そう言えば、申告日の連絡が遅れていて心配したことがあったっけ、それから当日同じ時間に誰かと一緒になって、他には!?
『申告額の入力間違いがない事を祈ってますよ』とつい心配になって言ってしまった。
『もちろんですよ、ちゃんと確認してますから』と慌てて『だって、税務コードも違うし大丈夫ですよ、ウチのは把握してますから』
と付け足し。でも、、

やはりちょっと怪しいと疑ってしまうのは、長年のイタリア生活の為に染付いた“まず疑う”悪い癖、フレンドリーに裏話をついしてしまう銀行員は愛嬌、なんだけど。

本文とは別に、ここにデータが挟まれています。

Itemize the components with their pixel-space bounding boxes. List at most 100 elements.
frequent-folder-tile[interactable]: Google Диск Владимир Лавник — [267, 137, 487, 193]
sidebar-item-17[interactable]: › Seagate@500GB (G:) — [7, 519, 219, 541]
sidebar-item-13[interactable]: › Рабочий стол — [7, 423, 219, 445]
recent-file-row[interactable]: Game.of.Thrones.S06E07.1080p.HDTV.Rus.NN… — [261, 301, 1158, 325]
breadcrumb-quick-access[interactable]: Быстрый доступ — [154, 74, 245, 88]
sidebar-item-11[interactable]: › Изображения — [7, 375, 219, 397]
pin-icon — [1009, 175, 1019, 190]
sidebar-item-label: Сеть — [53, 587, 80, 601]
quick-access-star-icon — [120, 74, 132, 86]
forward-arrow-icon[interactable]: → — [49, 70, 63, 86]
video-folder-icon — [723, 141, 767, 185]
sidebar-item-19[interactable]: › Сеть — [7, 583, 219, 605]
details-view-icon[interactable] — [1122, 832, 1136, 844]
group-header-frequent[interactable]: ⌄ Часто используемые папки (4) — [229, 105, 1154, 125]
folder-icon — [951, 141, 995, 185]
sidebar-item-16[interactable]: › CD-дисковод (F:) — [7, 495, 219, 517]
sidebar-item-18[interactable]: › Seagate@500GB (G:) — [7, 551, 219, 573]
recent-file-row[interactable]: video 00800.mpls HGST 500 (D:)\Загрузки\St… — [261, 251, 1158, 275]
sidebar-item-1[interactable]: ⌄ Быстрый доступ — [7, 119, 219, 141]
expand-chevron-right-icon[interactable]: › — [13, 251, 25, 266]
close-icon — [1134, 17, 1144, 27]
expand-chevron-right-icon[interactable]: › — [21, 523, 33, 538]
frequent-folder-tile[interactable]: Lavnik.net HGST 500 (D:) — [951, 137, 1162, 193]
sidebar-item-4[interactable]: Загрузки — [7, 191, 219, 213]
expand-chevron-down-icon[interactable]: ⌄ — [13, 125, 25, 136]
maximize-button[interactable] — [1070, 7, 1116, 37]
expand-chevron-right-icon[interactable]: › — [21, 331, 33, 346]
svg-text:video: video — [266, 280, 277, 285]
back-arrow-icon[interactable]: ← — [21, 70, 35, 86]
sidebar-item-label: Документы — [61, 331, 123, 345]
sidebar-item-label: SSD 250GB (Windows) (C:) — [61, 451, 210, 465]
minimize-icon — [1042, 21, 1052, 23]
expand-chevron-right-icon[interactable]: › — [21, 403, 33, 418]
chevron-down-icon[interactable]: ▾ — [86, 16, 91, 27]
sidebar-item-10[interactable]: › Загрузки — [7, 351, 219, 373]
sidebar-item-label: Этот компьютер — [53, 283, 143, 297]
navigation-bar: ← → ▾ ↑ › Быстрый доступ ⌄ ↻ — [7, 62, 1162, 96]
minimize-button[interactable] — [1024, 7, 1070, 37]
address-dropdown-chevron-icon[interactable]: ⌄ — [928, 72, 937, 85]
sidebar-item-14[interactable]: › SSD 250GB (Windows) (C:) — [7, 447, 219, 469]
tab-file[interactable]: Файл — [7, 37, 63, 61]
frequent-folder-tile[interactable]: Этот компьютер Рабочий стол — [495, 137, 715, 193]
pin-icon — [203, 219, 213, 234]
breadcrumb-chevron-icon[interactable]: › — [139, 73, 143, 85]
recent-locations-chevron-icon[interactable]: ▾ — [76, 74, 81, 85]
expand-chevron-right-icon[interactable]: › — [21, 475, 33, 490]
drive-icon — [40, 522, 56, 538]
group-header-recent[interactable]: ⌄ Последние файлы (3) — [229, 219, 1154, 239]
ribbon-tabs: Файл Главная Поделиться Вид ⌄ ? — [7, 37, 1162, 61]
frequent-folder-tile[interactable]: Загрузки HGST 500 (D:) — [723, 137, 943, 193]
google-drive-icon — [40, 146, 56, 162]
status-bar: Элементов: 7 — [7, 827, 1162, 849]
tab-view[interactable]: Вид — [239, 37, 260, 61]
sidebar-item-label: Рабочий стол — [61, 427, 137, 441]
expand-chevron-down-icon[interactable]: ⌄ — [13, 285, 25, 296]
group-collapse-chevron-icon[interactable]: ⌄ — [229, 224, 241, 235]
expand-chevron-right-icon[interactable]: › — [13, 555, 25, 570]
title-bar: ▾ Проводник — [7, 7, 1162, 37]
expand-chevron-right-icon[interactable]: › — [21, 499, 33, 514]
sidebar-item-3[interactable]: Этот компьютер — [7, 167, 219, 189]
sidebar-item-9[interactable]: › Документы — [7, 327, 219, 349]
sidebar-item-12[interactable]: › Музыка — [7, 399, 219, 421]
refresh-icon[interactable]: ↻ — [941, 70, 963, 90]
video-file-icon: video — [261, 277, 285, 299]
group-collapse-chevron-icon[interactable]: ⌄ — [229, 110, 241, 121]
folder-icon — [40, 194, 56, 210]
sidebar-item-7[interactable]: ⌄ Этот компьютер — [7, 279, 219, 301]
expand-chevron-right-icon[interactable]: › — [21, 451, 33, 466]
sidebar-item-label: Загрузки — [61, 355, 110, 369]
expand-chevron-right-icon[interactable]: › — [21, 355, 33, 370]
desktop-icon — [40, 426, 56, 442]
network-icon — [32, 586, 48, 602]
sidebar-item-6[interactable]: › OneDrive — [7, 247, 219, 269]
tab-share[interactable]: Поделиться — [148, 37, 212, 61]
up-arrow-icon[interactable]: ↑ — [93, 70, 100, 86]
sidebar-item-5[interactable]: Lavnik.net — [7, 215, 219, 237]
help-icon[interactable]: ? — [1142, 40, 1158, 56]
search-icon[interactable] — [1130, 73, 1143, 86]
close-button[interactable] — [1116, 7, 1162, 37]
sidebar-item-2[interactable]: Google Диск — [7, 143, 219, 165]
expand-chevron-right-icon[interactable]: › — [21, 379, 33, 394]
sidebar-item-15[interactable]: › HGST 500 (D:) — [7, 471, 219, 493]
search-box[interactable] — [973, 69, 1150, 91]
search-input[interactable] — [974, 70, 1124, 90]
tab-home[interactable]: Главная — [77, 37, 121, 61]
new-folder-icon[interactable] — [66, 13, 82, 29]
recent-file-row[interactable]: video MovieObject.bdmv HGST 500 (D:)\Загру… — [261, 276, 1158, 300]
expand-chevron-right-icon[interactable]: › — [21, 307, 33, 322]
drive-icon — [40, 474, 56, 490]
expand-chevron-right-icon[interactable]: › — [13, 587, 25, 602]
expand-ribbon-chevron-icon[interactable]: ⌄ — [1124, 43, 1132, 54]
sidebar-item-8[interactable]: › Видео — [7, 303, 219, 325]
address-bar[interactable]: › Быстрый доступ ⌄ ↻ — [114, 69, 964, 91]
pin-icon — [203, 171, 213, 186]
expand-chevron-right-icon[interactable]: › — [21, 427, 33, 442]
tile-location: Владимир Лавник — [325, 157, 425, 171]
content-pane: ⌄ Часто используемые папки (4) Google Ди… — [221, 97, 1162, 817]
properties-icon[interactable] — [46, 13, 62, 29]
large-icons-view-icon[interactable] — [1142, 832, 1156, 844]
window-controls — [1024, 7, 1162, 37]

それから、久々に行った銀行内のBGMの音がやたら大きく『ディスコに来たみたいですね』と文句を言う自分と、それに答える『ええ、ちょっと近頃音大きいかな、と思ってるんですけどね』と行員とのやりとりに、少しづつ帰国した事を実感。

2009年4月21日

帰伊報告

親しい皆さま、日本滞在中はいろいろお世話になり有難うございました。

無事トレントへ。こちらは気温は朝で10度くらい、雨模様でやや肌寒く感じます。

日本がちょうど桜満開で至る所の景色がピンク色のパステルカラーだったのに、こちらに戻ると辺り一面‘ミドリ’色、芽吹きが眩しい!

相変わらずのベランダからの景色。でもアディジェ川を挟んだ向こう岸の山の崖が随分近くに見えるなぁと改めて思う。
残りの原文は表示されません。